Insecure redirect rule results in bypassing ban redirect on certain pages

##Description Account bans on Roblox work via redirect rules. If an user attempts go to a page that's outside a whitelisted set of rules, they'll be redirected back to the ban page. After researching, I've found that the following rules are whitelisted and bypass this redirect: - Any URLs ending in a file extension (except for .aspx, .ashx) - https://www.roblox.com/request-error/* - https://www.roblox.com/login/* - https://www.roblox.com/info/* - https://www.roblox.com/support/ * - https://www.roblox.com/*/membership/* All of these seem okay, except for `https://www.roblox.com/*/membership/*`. The `/membership/` part is not anchored to the start of the URL. In ASP.NET, we can actually insert paths after the extensions `.aspx` and `.ashx`, which will just be ignored by the server.
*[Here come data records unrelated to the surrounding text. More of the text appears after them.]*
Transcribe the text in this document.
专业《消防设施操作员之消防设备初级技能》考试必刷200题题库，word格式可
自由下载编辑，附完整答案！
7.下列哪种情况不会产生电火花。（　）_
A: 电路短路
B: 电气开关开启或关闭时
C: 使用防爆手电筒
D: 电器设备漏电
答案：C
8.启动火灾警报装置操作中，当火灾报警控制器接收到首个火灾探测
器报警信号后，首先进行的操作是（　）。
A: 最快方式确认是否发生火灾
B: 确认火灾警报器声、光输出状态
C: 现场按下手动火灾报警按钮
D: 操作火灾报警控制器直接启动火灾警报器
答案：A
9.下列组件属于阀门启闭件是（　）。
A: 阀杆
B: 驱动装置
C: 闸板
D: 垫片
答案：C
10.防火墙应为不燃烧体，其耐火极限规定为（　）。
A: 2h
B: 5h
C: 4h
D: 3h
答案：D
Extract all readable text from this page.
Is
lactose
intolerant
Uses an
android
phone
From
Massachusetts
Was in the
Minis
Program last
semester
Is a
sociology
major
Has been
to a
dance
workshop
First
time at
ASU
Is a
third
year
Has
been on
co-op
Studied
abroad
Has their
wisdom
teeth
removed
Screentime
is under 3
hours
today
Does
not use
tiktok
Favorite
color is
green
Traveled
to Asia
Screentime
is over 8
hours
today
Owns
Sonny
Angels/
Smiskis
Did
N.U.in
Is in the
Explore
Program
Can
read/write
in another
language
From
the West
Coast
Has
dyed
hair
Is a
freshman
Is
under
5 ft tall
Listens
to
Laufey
This allows us to access any pages ending in `.aspx/.ashx` without a ban-redirect, just by appending `/membership/` after the extension. Ex.: https://www.roblox.com/my/money.aspx/membership/ ## Impact An attacker would be able to access the following pages/apis with a banned account: - Create/update assets - https://data.roblox.com/Data/Upload.ashx - Post comments on assets - https://www.roblox.com/API/Comments.ashx - Trade Items (Unverified) - https://www.roblox.com/Trade/tradehandler.ashx - Use any other page or API ending in .ashx/.aspx A moderator couldn't do anything to stop the attacker from performing these actions. Bans would be ineffective. Another thing I would like to mention is that banned accounts can access ANY web apis at api.roblox.com, without a need for a bypass or anything.